Vietnam Berambisi Jadi Raja Pisang ASEAN, RI Sibuk Dimakan Sendiri
Jakarta, CNBC Indonesia- Pisang kerap dipandang sebagai komoditas "biasa", namun dinamika global justru menunjukkan sebaliknya.
Melansir dari Vineexpress, Vietnam mulai terbuka menyebut ambisi pisang sebagai komoditas ekspor bernilai US$1 miliar atau sekitar Rp 16,71 triliun (US$1=16.790) ditopang restrukturisasi produksi, penguatan rantai nilai, dan pembukaan pasar.
Di sisi lain, Indonesia, produsen pisang besar dunia, masih berkutat pada pasar domestik, dengan ekspor yang relatif kecil dibanding kapasitas produksinya.
Vietnam saat ini memproduksi sekitar 2,7-2,8 juta ton pisang per tahun, dengan nilai ekspor 2024 sekitar US$372-378 juta.
Angka yang memang belum besar, namun arah kebijakan mereka jelas terlihat, pisang diposisikan sebagai komoditas strategis, lengkap dengan pengembangan varietas tahan penyakit, penguatan standar ekspor, dan integrasi pasar regional Asia.
Bandingkan dengan Indonesia. Menurut Badan Pusat Statistik (BPS) produksi pisang nasional terus meningkat secara konsisten dalam lima tahun terakhir. Dari 7,28 juta ton pada 2019, produksi melonjak menjadi 9,33 juta ton pada 2023. Secara volume, Indonesia berada jauh di atas Vietnam dan termasuk salah satu produsen pisang terbesar di dunia.
Namun, produksi besar tidak otomatis berbanding lurus dengan kinerja ekspor. Melansir data dari satudata Kemendag, sepanjang Januari-Oktober 2025, nilai ekspor pisang Indonesia hanya mencapai US$11,77 juta, meskipun tumbuh 35,68% secara tahunan. Angka ini menunjukkan perbaikan, tetapi tetap sangat kecil jika dibandingkan dengan total produksi nasional yang menembus jutaan ton.
Struktur ekspor pisang Indonesia juga masih sangat terbatas. Malaysia menjadi tujuan utama dengan nilai sekitar US$4,58 juta, disusul Jepang (US$2,07 juta) dan China (US$1,83 juta). Pasar Timur Tengah seperti Uni Emirat Arab, Oman, Kuwait, dan Qatar mulai muncul, namun volumenya masih sporadis dan belum membentuk basis permintaan yang stabil.

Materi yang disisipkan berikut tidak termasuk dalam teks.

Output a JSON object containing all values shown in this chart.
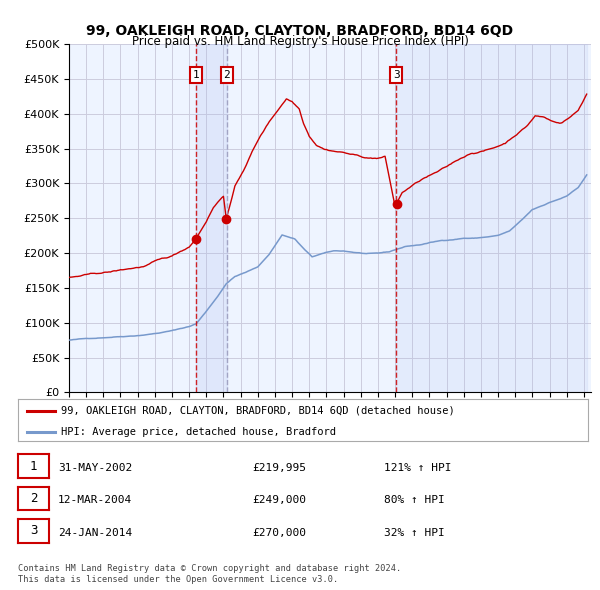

Kondisi ini mengindikasikan bahwa pisang Indonesia masih berfungsi sebagai komoditas konsumsi domestik, bukan produk ekspor bernilai tinggi.
Sebagian besar produksi diserap pasar lokal dalam bentuk segar, dengan rantai pasok yang panjang dan minim standardisasi mutu, sehingga sulit menembus pasar premium global.
Vietnam justru bergerak sebaliknya. Meski produksi lebih kecil, negara tersebut fokus pada pisang ekspor berbasis varietas unggul, terutama untuk pasar China, Jepang, dan Korea Selatan.
Mereka secara terbuka mengakui tantangan penyakit Panama, namun menjadikannya pemicu inovasi-mulai dari pengembangan varietas tahan Fusarium hingga penguatan karantina dan traceability.
Indonesia sejatinya menghadapi tantangan serupa. Penyakit tanaman, inkonsistensi kualitas, serta lemahnya akses petani ke informasi pasar masih menjadi hambatan utama.
Selain itu, ekspor pisang Indonesia kerap terkendala standar residu pestisida, kemasan, dan kontinuitas pasokan-isu klasik yang belum terselesaikan secara struktural.
Padahal, jika dilihat dari sisi potensi ekonomi, ruang pertumbuhan Indonesia sangat besar. Dengan produksi di atas 9 juta ton per tahun, peningkatan ekspor hanya 1% dari total output saja sudah cukup untuk melipatgandakan nilai ekspor saat ini.
Artinya, masalah utama bukan pada kapasitas produksi, melainkan pada orientasi kebijakan dan desain rantai nilai.
Di titik inilah perbandingan dengan Vietnam menjadi relevan. Vietnam sudah mulai menempatkan pisang sebagai komoditas prioritas, sementara Indonesia masih memperlakukannya sebagai komoditas rakyat tanpa strategi ekspor jangka panjang
Tren 2025 sebenarnya memberi sinyal awal yang positif. Lonjakan ekspor ke China, Korea Selatan, dan Jepang menunjukkan bahwa pasar terbuka, asalkan kualitas dan kontinuitas terjaga.